Shaikha al-Bahar, deputy chief executive at the National Bank of Kuwait (NBK), questioned the ability of local banks to finance $2.3 trillion worth of government projects in the region, saying foreign banks could play an important role.
“Are we able to finance mega government projects that we have been calling for?” she said at the conference.
Mashreqbank, the United Arab Emirates’ fourth-biggest bank by market value, has taken adequate provisions against its exposure to two indebted Saudi conglomerates, its chief executive said on Monday.

“We took 50 percent for provisions and this is enough,” Abdul Aziz Al-Ghurair told reporters on the sidelines of a financial forum. The UAE central bank told lenders in July to book 50 percent of their exposures to Ahmad Hamad Algosaibi & Bros and 75 percent for Saad Group.

Mashreq — embroiled in a lawsuit with Algosaibi, which itself is entangled in a legal battle with Saad over nearly $10 billion in outstanding debt obligations — has said it has a $400 million exposure to the two.
It booked provisions of 849 million UAE dirhams ($231.1 million) in the third quarter.
Last month, sources said Algosaibi planned to meet creditors within weeks in a bid to reach a global settlement with lenders.

“There are good indications in this direction,” Ghurair said of any potential deals.
“Now they started to talk to offer some settlement. Of course we’ll take every appropriate procedure to get our money.”
Al Ghurair led the ‘Challenges Facing Arab Banks’ panel, and also addressed asset quality, liquidity, risk management and how it can be improved, in addition to the growth of regional institutions in light of the current market conditions.
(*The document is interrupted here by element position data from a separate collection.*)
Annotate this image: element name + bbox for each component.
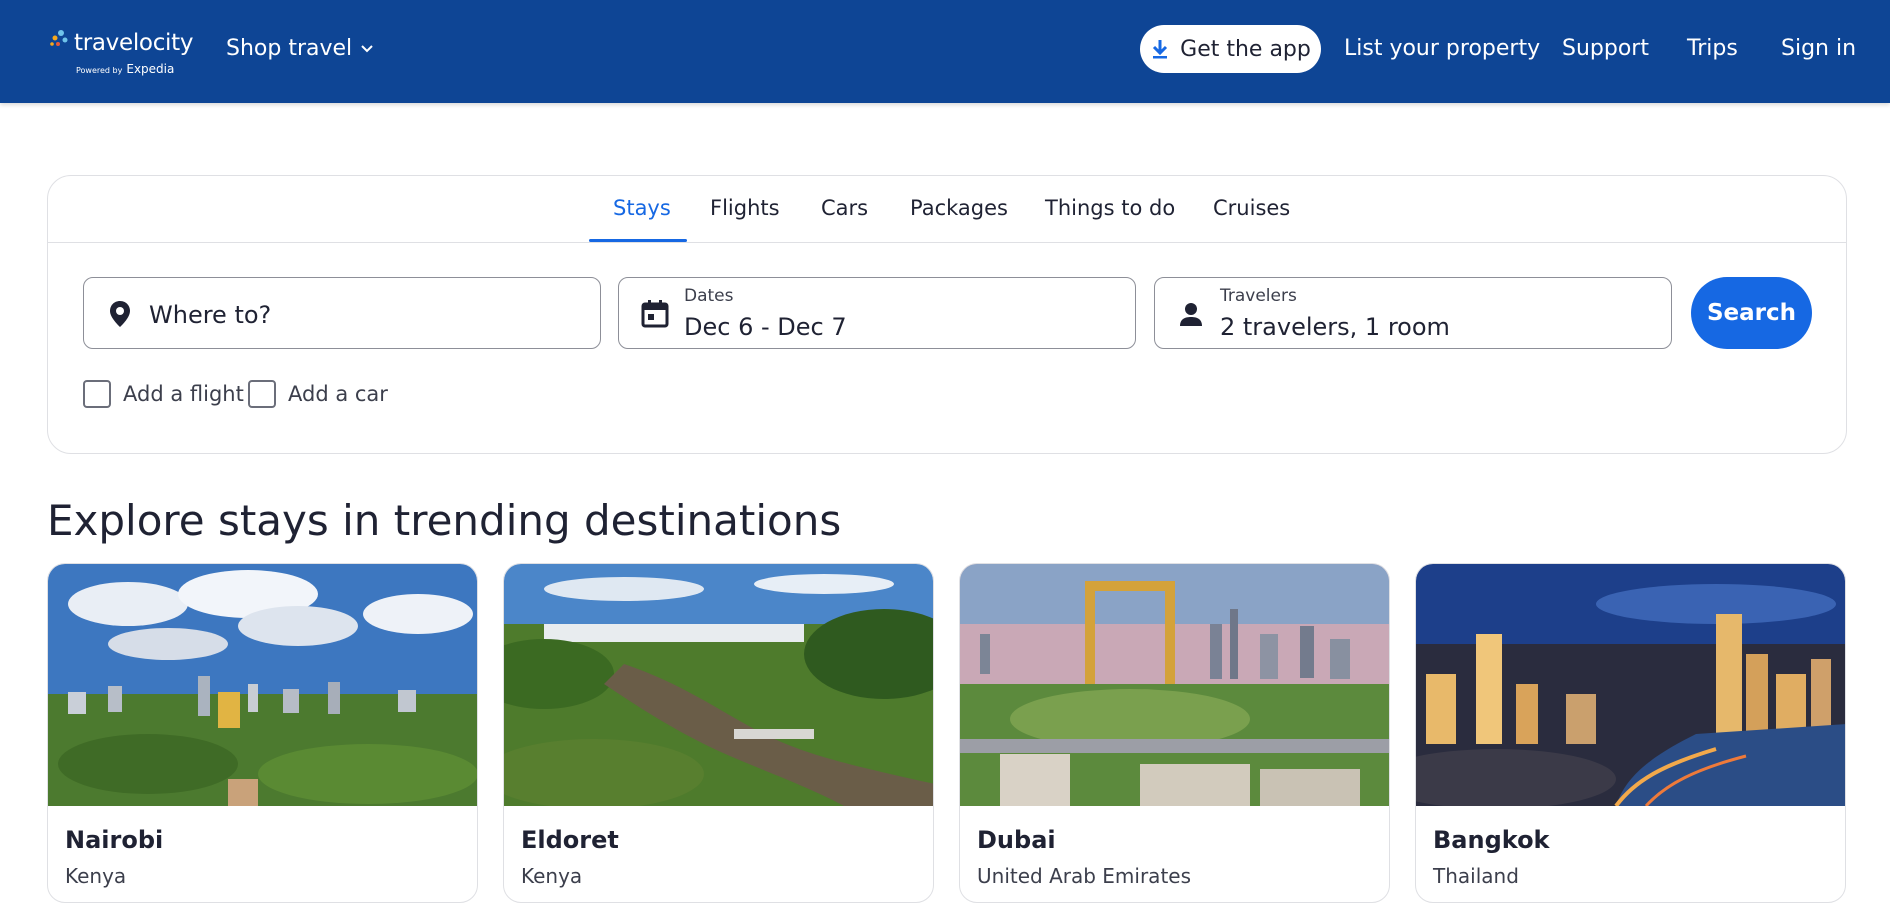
tab-things-to-do[interactable]: Things to do — [1045, 196, 1175, 220]
logo-text: travelocity — [74, 30, 194, 56]
tab-stays[interactable]: Stays — [613, 196, 671, 220]
destination-card-bangkok[interactable]: Bangkok Thailand — [1415, 563, 1846, 903]
add-flight-label: Add a flight — [123, 382, 244, 406]
active-tab-indicator — [589, 239, 687, 242]
dates-label: Dates — [684, 286, 734, 306]
star-logo-icon — [50, 30, 68, 46]
add-car-label: Add a car — [288, 382, 388, 406]
card-country: Kenya — [521, 864, 583, 888]
list-your-property-link[interactable]: List your property — [1344, 36, 1540, 61]
destination-card-dubai[interactable]: Dubai United Arab Emirates — [959, 563, 1390, 903]
bangkok-photo — [1416, 564, 1845, 806]
tab-cars[interactable]: Cars — [821, 196, 868, 220]
search-form-card: Stays Flights Cars Packages Things to do… — [47, 175, 1847, 454]
powered-by-text: Powered by — [76, 66, 123, 75]
chevron-down-icon — [361, 44, 373, 52]
tab-flights[interactable]: Flights — [710, 196, 780, 220]
travelers-label: Travelers — [1220, 286, 1297, 306]
trips-link[interactable]: Trips — [1687, 36, 1738, 61]
travelocity-logo[interactable]: travelocity Powered by Expedia — [46, 24, 193, 76]
search-button[interactable]: Search — [1691, 277, 1812, 349]
get-app-label: Get the app — [1180, 36, 1311, 62]
explore-heading: Explore stays in trending destinations — [47, 496, 842, 545]
logo-powered-by: Powered by Expedia — [76, 62, 174, 76]
dubai-photo — [960, 564, 1389, 806]
shop-travel-menu[interactable]: Shop travel — [226, 36, 374, 61]
travelers-value: 2 travelers, 1 room — [1220, 313, 1450, 341]
shop-travel-label: Shop travel — [226, 36, 353, 61]
location-pin-icon — [110, 301, 130, 327]
destination-card-eldoret[interactable]: Eldoret Kenya — [503, 563, 934, 903]
card-city: Nairobi — [65, 826, 164, 854]
card-country: United Arab Emirates — [977, 864, 1192, 888]
card-country: Thailand — [1433, 864, 1519, 888]
eldoret-photo — [504, 564, 933, 806]
download-icon — [1153, 40, 1168, 59]
add-flight-box[interactable] — [83, 380, 111, 408]
add-car-checkbox[interactable]: Add a car — [248, 380, 388, 408]
dates-field[interactable]: Dates Dec 6 - Dec 7 — [618, 277, 1136, 349]
card-country: Kenya — [65, 864, 127, 888]
card-city: Bangkok — [1433, 826, 1550, 854]
get-the-app-button[interactable]: Get the app — [1140, 25, 1321, 73]
expedia-brand: Expedia — [126, 62, 175, 76]
nairobi-photo — [48, 564, 477, 806]
destination-input[interactable]: Where to? — [83, 277, 601, 349]
destination-placeholder: Where to? — [149, 301, 272, 329]
add-car-box[interactable] — [248, 380, 276, 408]
person-icon — [1180, 303, 1202, 326]
dates-value: Dec 6 - Dec 7 — [684, 313, 847, 341]
tab-packages[interactable]: Packages — [910, 196, 1008, 220]
destination-card-nairobi[interactable]: Nairobi Kenya — [47, 563, 478, 903]
sign-in-link[interactable]: Sign in — [1781, 36, 1856, 61]
card-city: Dubai — [977, 826, 1056, 854]
travelers-field[interactable]: Travelers 2 travelers, 1 room — [1154, 277, 1672, 349]
calendar-icon — [641, 300, 669, 328]
add-flight-checkbox[interactable]: Add a flight — [83, 380, 244, 408]
card-city: Eldoret — [521, 826, 619, 854]
top-header: travelocity Powered by Expedia Shop trave… — [0, 0, 1890, 103]
search-tabs: Stays Flights Cars Packages Things to do… — [48, 176, 1846, 243]
tab-cruises[interactable]: Cruises — [1213, 196, 1290, 220]
support-link[interactable]: Support — [1562, 36, 1649, 61]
Abdulmajed Al Shatti, Chairman of Kuwait Banking Association, Youssef Nasser Chairman, HSBC Middle East Bank,, Shaikha Al Bahar, Deputy Group CEO in National bank of Kuwait, Jean-Christophe Durand, Managing Director in BNP Paribas, GCC and Dr Hussein Hassan, Head of Structuring, MENA Region Deutsche Bank contributed to the panel led by Al Ghurair.

Other topics that were tackled at the forum included; key learning from the global financial crisis, the future of the Arab economies and the financial market trends. The forum also featured workshops on the latest IT applications in banking services, payment systems and risk management.

One of the most successful bankers in the region, Abdul Aziz also holds a position as Speaker of the House at the Federal National Council. As CEO of Masreq Group, he was responsible for the bank’s international transactions and assisted in opening branches in New York, London, Bahrain, Qatar, Egypt, India and Pakistan. He was appointed director in 1989 and became the CEO the next year. Since then the bank has grown and expanded across the region to offer its customers high quality and prompt services. Under his 20 year tenure the bank’s assets have risen to AED 96.7 billion, making it a world-class financial services institution.